2. When we got out of the river we were............
a. drenched
b. soaked

3. The boy was ............ after playing in the rain.
a. drenched
b. soaked

1 Answer 1


The main difference between soak and drench is that Soak is used for something that absorbs water. (paper, cloth, wood etc) while Drench is used for others, like people etc.

Also, according wikidiff, "soak is to be saturated with liquid by being immersed in it while drench is to soak, to make very wet" (but not put/immerse the object in water, rather throw the water at them or them getting wet by a very sudden and quick process.)

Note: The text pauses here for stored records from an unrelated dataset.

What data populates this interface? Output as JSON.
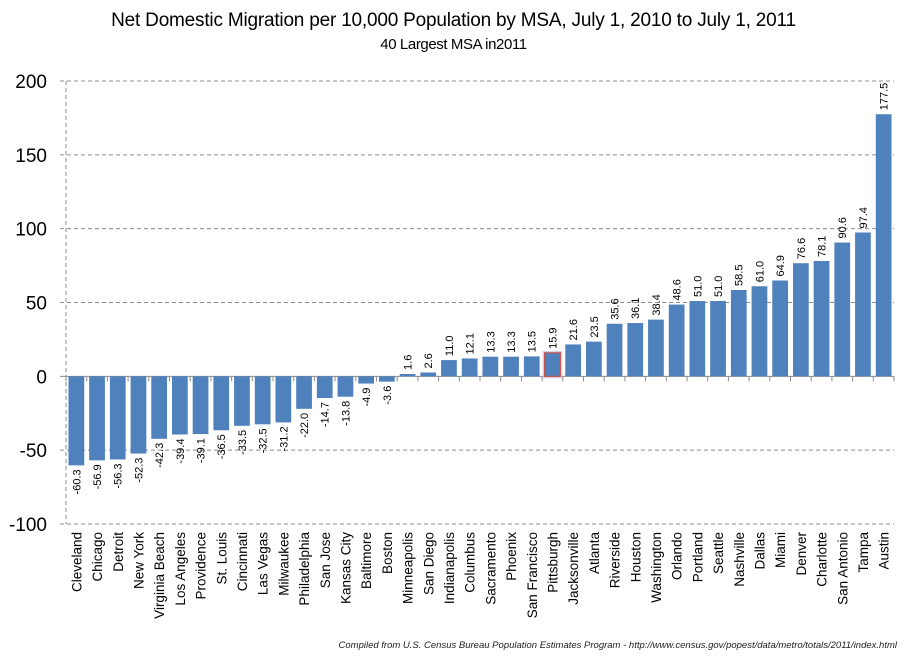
{
  "chart_data": {
    "type": "bar",
    "title": "Net Domestic Migration per 10,000 Population by MSA, July 1, 2010 to July 1, 2011",
    "subtitle": "40 Largest MSA in2011",
    "xlabel": "",
    "ylabel": "",
    "ylim": [
      -100,
      200
    ],
    "yticks": [
      200,
      150,
      100,
      50,
      0,
      -50,
      -100
    ],
    "grid": true,
    "legend": "none",
    "bar_color": "#4F81BD",
    "highlight_color": "#C0504D",
    "highlighted_category": "Pittsburgh",
    "categories": [
      "Cleveland",
      "Chicago",
      "Detroit",
      "New York",
      "Virginia Beach",
      "Los Angeles",
      "Providence",
      "St. Louis",
      "Cincinnati",
      "Las Vegas",
      "Milwaukee",
      "Philadelphia",
      "San Jose",
      "Kansas City",
      "Baltimore",
      "Boston",
      "Minneapolis",
      "San Diego",
      "Indianapolis",
      "Columbus",
      "Sacramento",
      "Phoenix",
      "San Francisco",
      "Pittsburgh",
      "Jacksonville",
      "Atlanta",
      "Riverside",
      "Houston",
      "Washington",
      "Orlando",
      "Portland",
      "Seattle",
      "Nashville",
      "Dallas",
      "Miami",
      "Denver",
      "Charlotte",
      "San Antonio",
      "Tampa",
      "Austin"
    ],
    "values": [
      -60.3,
      -56.9,
      -56.3,
      -52.3,
      -42.3,
      -39.4,
      -39.1,
      -36.5,
      -33.5,
      -32.5,
      -31.2,
      -22.0,
      -14.7,
      -13.8,
      -4.9,
      -3.6,
      1.6,
      2.6,
      11.0,
      12.1,
      13.3,
      13.3,
      13.5,
      15.9,
      21.6,
      23.5,
      35.6,
      36.1,
      38.4,
      48.6,
      51.0,
      51.0,
      58.5,
      61.0,
      64.9,
      76.6,
      78.1,
      90.6,
      97.4,
      177.5
    ],
    "data_labels": [
      "-60.3",
      "-56.9",
      "-56.3",
      "-52.3",
      "-42.3",
      "-39.4",
      "-39.1",
      "-36.5",
      "-33.5",
      "-32.5",
      "-31.2",
      "-22.0",
      "-14.7",
      "-13.8",
      "-4.9",
      "-3.6",
      "1.6",
      "2.6",
      "11.0",
      "12.1",
      "13.3",
      "13.3",
      "13.5",
      "15.9",
      "21.6",
      "23.5",
      "35.6",
      "36.1",
      "38.4",
      "48.6",
      "51.0",
      "51.0",
      "58.5",
      "61.0",
      "64.9",
      "76.6",
      "78.1",
      "90.6",
      "97.4",
      "177.5"
    ],
    "source_note": "Compiled from U.S. Census Bureau Population Estimates Program - http://www.census.gov/popest/data/metro/totals/2011/index.html"
  }
}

So 1,3 would use drenched and 2 will use soak.

  • 1
    And conversely, you can put out a fire by drenching it, but you don't soak it. Jul 19, 2019 at 10:12
  • 1
    @A-friend Drenching probably. Using "wet" is always the safest option, though :)
    – Bella Swan
    Jul 19, 2019 at 11:34
  • 1
    @A-friend "soak" can be used for people, but with a different meaning. When someone soaks in a hot bath, it's not assumed that they absorb much of the bath water itself, but rather they absorb the heat from the water.
    – Andrew
    Jul 19, 2019 at 14:53
  • 1
    I would argue that in conversational English, either soak or drench would be acceptable in any of the examples.
    – Luck
    Jul 19, 2019 at 16:36
  • 1
    +1 for all of you. Thank you very much @Andrew, Bella Swan and Luck for responding to this question.